Hay violencias de por sí abominables que, bajo determinada luz, resultan aún más chocantes. La pederastia, por ejemplo, siempre condenable, adquiere proporciones monstruosas cuando es perpetrada por sacerdotes católicos. Después de todo, es en ellos en quienes, según pregona el propio discurso de la institución que representan, habita la bondad y el amor espiritual por el prójimo. La violencia psicológica, física y sexual entre amantes también entraña una aberrante contradicción: ¿quién sino la pareja habría de procurar un entorno de seguridad y tranquilidad? Guardadas las distancias, si bien tenemos décadas de entrenamiento para dar por descontada la multiplicidad de rostros y cuerpos de mujer al servicio de grandes y pequeñas marcas en la competencia rapaz del mercado, ¿acaso es legítimo trasladar el objeto libro a esa jungla y, además, contagiarse de sus peores vicios?
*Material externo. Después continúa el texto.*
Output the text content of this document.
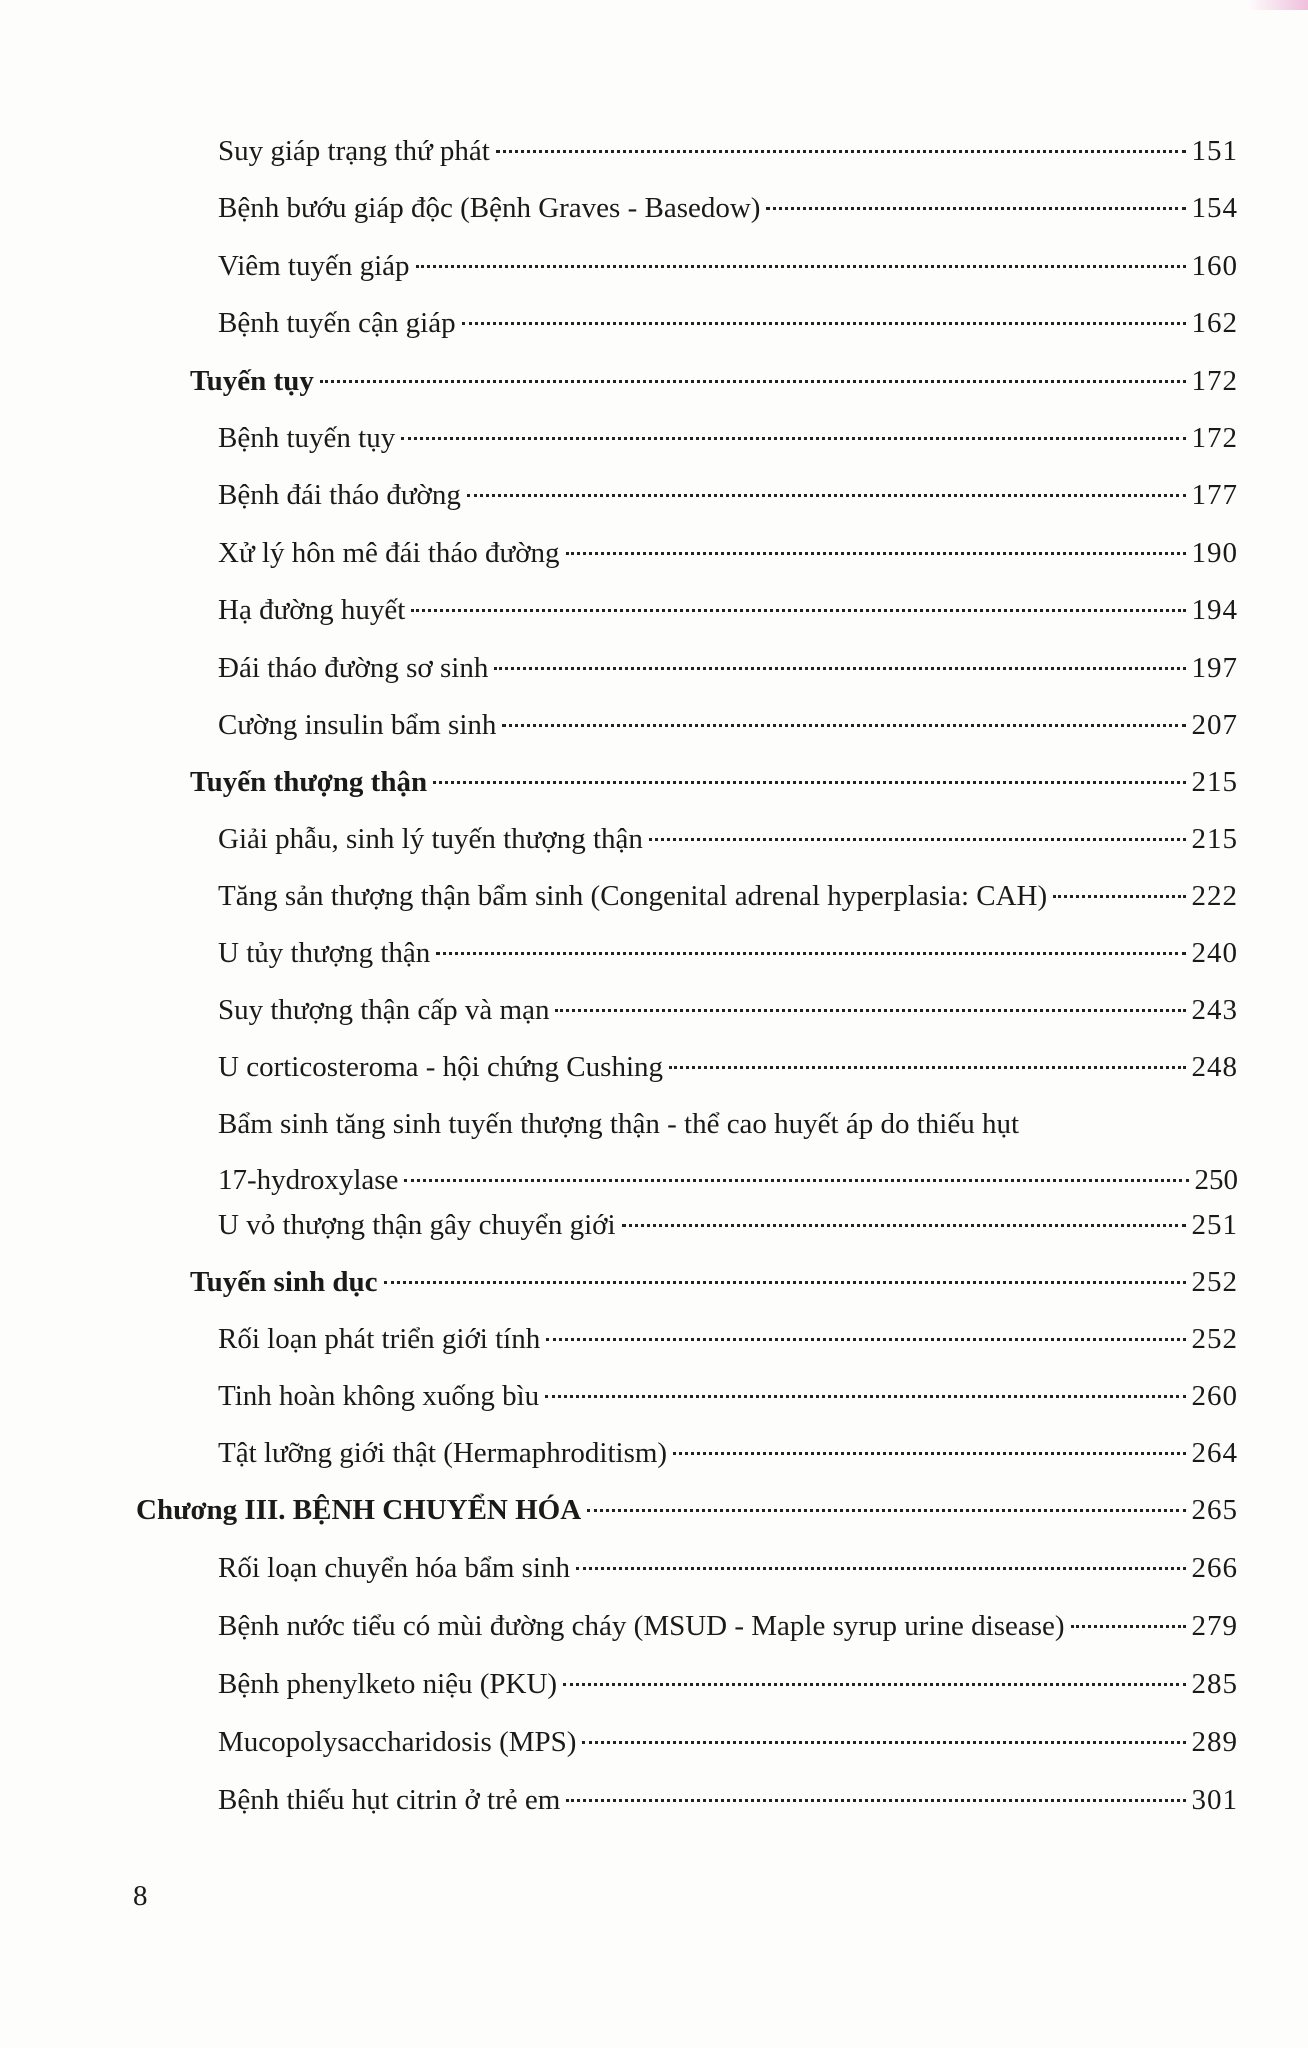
Suy giáp trạng thứ phát	151
Bệnh bướu giáp độc (Bệnh Graves - Basedow)	154
Viêm tuyến giáp	160
Bệnh tuyến cận giáp	162
Tuyến tụy	172
Bệnh tuyến tụy	172
Bệnh đái tháo đường	177
Xử lý hôn mê đái tháo đường	190
Hạ đường huyết	194
Đái tháo đường sơ sinh	197
Cường insulin bẩm sinh	207
Tuyến thượng thận	215
Giải phẫu, sinh lý tuyến thượng thận	215
Tăng sản thượng thận bẩm sinh (Congenital adrenal hyperplasia: CAH)	222
U tủy thượng thận	240
Suy thượng thận cấp và mạn	243
U corticosteroma - hội chứng Cushing	248
Bẩm sinh tăng sinh tuyến thượng thận - thể cao huyết áp do thiếu hụt
17-hydroxylase	250
U vỏ thượng thận gây chuyển giới	251
Tuyến sinh dục	252
Rối loạn phát triển giới tính	252
Tinh hoàn không xuống bìu	260
Tật lưỡng giới thật (Hermaphroditism)	264
Chương III. BỆNH CHUYỂN HÓA	265
Rối loạn chuyển hóa bẩm sinh	266
Bệnh nước tiểu có mùi đường cháy (MSUD - Maple syrup urine disease)	279
Bệnh phenylketo niệu (PKU)	285
Mucopolysaccharidosis (MPS)	289
Bệnh thiếu hụt citrin ở trẻ em	301
8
Ojalá el precario empleo de edecán, azafata o promotora muera de arcaísmo, como injustamente pasó con el oficio de cajista o el de amanuense. Mientras ese improbable día llega, más nos valdría que el mundo de la cultura, ese que se jacta de acoger y difundir la sabiduría y ser uno de los motores del progreso, rehúse en adelante sumarse a las prácticas más rancias del mercantilismo. Basta ya de machismo ilustrado.